The Fintech Effect

Start-up Ripple has over 100 clients as mainstream finance warms to blockchain

Key Points
  • Ripple now has more than 100 sign-ups to its blockchain network RippleNet
  • These include big-name clients such as Santander, UniCredit, UBS and Standard Chartered
  • One institution, Cuallix, will be the first to use its cryptocurrency XRP

Ripple has signed up several new financial institutions to its blockchain network, bringing its clientele to more than 100.

The financial technology start-up is the owner of XRP, the third most valuable cryptocurrency behind rivals bitcoin and ethereum, according to data from CoinMarketCap.

Its distributed ledger network, RippleNet, has been joined by the likes of United Arab Emirates (UAE)-based lender RAKBANK and U.K.-based currency exchange firm IFX. It has also cleared a payments path into South America by signing up online payment provider dLocal.

Blockchains are huge encrypted groupings of data dispersed across the globe that record information on digital currency transactions. People are able to exchange digital assets across these distributed ledgers without friction as they are not governed by intermediaries such as governments and central banks.

Ripple hopes its latest round of financial customers will allow it to undermine the dominance of banks and corporations over financial transactions.

"The global payments industry really has been ruled by an oligopoly, led by players like JPMorgan and Citi," Ripple CEO Brad Garlinghouse told CNBC during a phone call Monday.

He referred to criticisms leveled at cryptocurrencies like bitcoin by business leaders such as Jamie Dimon and Ray Dalio.

Ripple CEO Brad Garlinghouse on the future of cryptocurrencies

"It's certainly not that surprising to see Jamie Dimon's comments recently on bitcoin given that they (JPMorgan) control that oligopoly."

Dimon called bitcoin a "fraud" that will eventually "blow up."

Cuallix to be first financial to pilot XRP

One of Ripple's new corporate customers, Mexican non-bank financial services firm Cuallix, will be the first institution to trial Ripple's cryptocurrency, the firm said Tuesday.

Ripple claims its digital asset XRP is among the most liquid due its low transaction fees and instant payments.

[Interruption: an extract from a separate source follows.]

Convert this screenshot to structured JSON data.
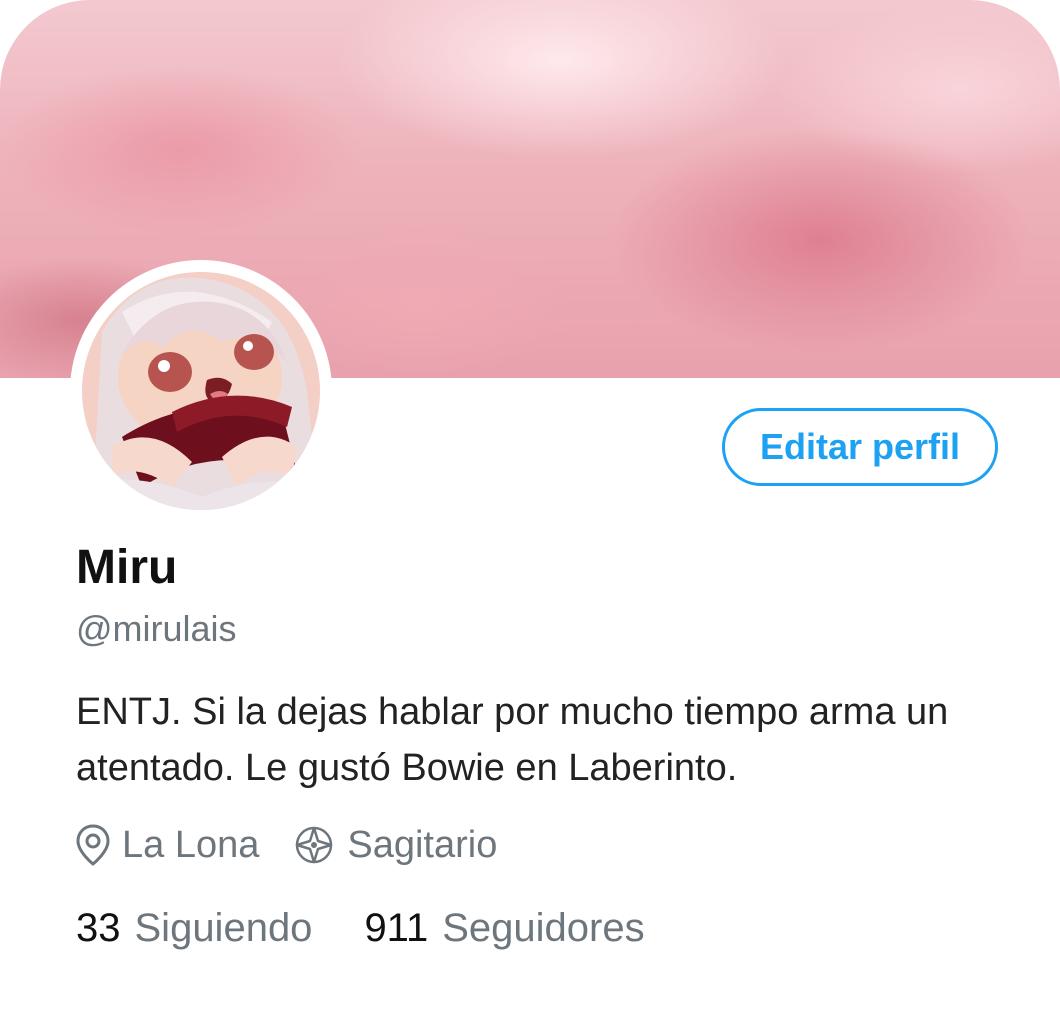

Banks and corporations are currently required to pre-fund local currency accounts around the world to be able to send payments quickly.

By using Ripple's virtual currency, Cuallix will be able to lower the cost of payments from the U.S. to Mexico, Garlinghouse said.

"I think we're really at a tipping point for the blockchain industry," he said.

The start-up already has interest from big-name clients including Santander, UniCredit, UBS and Standard Chartered. It announced the addition of Spain's BBVA and Japan's MUFG to its blockchain platform earlier this year.